Problems reading delta lake files in Databricks

103 Views Asked by At

In another issue here I was having difficulty reading all the files, someone managed to help me. I managed to read all the files, but can you guys give me some more help?

I'm reading 12 different files, and a new file is only inserted once a year.

In these 12 files, each one refers to a year, and I wanted to insert a column with the year that file refers to.

In the case of files, the first line only has "Fiscal year: 2013", and I wanted to make this column a line for each file, but it reads them all as a single year.

I'm doing it this way:

# Extract the year from the file
first_line = spark.read.text(path_files).first()[0]
file_year = re.search(r"\d{4}", first_line).group()
1

There are 1 best solutions below

7
Karthikeyan Rasipalay Durairaj On

You can find the logic for your requirement .

Note : Based on the same file which you have shared, I could not figure out the delimiter of the file . So , I have assumed delimiter of your input file is comma(',').

Input file format :

year: 2017  
CITY,COD
abc,123
def,456
geh,789

#getting the year of the data 

var_lines_df = spark.read.csv("/FileStore/tables/input1")
var_first_line = var_lines_rdd.first()[0]
var_year = var_first_line.split(":")[1]
print(var_year)

#creating the dataframe and create a another column based on the Year of the data . 

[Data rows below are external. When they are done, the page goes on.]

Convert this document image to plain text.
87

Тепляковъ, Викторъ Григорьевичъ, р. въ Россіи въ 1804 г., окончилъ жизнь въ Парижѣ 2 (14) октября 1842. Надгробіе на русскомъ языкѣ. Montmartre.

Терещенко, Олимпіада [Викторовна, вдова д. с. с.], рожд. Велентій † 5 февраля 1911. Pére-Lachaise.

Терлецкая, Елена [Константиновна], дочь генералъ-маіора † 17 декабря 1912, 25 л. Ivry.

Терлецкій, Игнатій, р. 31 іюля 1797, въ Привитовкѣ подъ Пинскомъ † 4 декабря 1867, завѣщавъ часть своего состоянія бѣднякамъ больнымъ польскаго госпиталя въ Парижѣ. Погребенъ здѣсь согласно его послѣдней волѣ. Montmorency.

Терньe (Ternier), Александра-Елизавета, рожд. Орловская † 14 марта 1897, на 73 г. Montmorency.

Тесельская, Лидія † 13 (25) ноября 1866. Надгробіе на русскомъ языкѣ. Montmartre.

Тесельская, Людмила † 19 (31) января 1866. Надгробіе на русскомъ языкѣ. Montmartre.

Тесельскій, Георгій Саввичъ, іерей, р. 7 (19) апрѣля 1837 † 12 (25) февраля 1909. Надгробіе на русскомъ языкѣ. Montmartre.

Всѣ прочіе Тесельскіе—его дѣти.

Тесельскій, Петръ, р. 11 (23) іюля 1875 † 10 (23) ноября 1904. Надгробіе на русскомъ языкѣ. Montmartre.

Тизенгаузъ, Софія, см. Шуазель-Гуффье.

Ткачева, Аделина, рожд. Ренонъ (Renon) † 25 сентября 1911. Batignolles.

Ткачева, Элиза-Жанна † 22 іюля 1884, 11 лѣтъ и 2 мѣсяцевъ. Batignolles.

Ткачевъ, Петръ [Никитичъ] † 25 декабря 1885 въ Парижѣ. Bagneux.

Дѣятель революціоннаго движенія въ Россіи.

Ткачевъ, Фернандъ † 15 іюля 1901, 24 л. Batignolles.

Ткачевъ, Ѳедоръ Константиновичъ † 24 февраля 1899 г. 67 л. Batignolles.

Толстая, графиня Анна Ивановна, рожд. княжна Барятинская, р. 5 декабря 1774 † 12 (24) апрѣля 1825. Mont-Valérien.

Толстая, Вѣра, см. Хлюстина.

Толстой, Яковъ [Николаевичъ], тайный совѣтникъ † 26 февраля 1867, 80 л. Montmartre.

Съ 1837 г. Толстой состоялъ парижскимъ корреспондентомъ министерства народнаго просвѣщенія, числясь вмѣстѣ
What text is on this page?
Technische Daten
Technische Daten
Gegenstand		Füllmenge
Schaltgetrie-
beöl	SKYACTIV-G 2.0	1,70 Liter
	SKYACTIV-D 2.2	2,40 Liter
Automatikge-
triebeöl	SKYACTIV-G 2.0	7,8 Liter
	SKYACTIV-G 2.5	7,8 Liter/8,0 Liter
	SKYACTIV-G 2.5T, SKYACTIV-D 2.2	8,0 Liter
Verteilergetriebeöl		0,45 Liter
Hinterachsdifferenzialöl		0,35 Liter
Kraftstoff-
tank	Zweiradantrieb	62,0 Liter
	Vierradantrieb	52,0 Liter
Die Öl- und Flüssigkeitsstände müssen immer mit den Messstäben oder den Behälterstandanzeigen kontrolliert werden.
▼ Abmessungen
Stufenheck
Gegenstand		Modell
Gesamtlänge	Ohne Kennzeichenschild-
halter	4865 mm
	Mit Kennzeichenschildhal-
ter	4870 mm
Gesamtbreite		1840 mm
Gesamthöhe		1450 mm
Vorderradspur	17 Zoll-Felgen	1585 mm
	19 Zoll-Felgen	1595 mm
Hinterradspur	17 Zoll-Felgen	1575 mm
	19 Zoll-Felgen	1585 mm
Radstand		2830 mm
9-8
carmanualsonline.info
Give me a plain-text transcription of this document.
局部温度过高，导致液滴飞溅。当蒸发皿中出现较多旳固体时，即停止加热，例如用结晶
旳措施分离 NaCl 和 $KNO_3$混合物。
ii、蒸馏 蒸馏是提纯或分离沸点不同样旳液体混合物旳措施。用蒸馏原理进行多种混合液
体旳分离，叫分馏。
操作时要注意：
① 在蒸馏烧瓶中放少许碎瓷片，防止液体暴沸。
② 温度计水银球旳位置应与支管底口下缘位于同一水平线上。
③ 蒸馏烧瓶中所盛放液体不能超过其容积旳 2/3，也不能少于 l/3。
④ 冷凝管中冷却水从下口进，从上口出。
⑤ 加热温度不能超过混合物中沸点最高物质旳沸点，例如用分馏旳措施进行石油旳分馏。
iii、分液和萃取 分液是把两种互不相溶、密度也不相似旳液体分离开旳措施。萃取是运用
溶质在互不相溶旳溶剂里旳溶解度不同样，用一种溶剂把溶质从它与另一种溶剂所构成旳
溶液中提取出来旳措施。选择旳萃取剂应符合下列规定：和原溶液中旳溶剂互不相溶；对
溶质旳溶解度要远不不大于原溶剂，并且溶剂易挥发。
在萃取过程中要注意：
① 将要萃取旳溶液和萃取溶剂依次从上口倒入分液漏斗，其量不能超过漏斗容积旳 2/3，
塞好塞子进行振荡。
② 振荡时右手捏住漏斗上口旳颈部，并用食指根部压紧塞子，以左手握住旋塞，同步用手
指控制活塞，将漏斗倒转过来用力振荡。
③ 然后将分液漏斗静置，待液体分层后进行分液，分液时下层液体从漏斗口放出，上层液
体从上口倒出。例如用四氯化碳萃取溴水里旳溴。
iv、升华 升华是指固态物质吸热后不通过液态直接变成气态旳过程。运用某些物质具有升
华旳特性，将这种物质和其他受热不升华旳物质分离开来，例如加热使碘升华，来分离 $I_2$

from pyspark.sql.functions import lit
lines_to_skip = 1
lines_rdd = spark.sparkContext.textFile("/FileStore/tables/input1")
filtered_rdd = lines_rdd.zipWithIndex().filter(lambda x: x[1] >= lines_to_skip).map(lambda x: x[0])
df = spark.read.option("delimiter", ",").csv(filtered_rdd, header=True, inferSchema=True)
df_with_new_column = df.withColumn("year", lit(var_year))
display(df_with_new_column)

enter image description here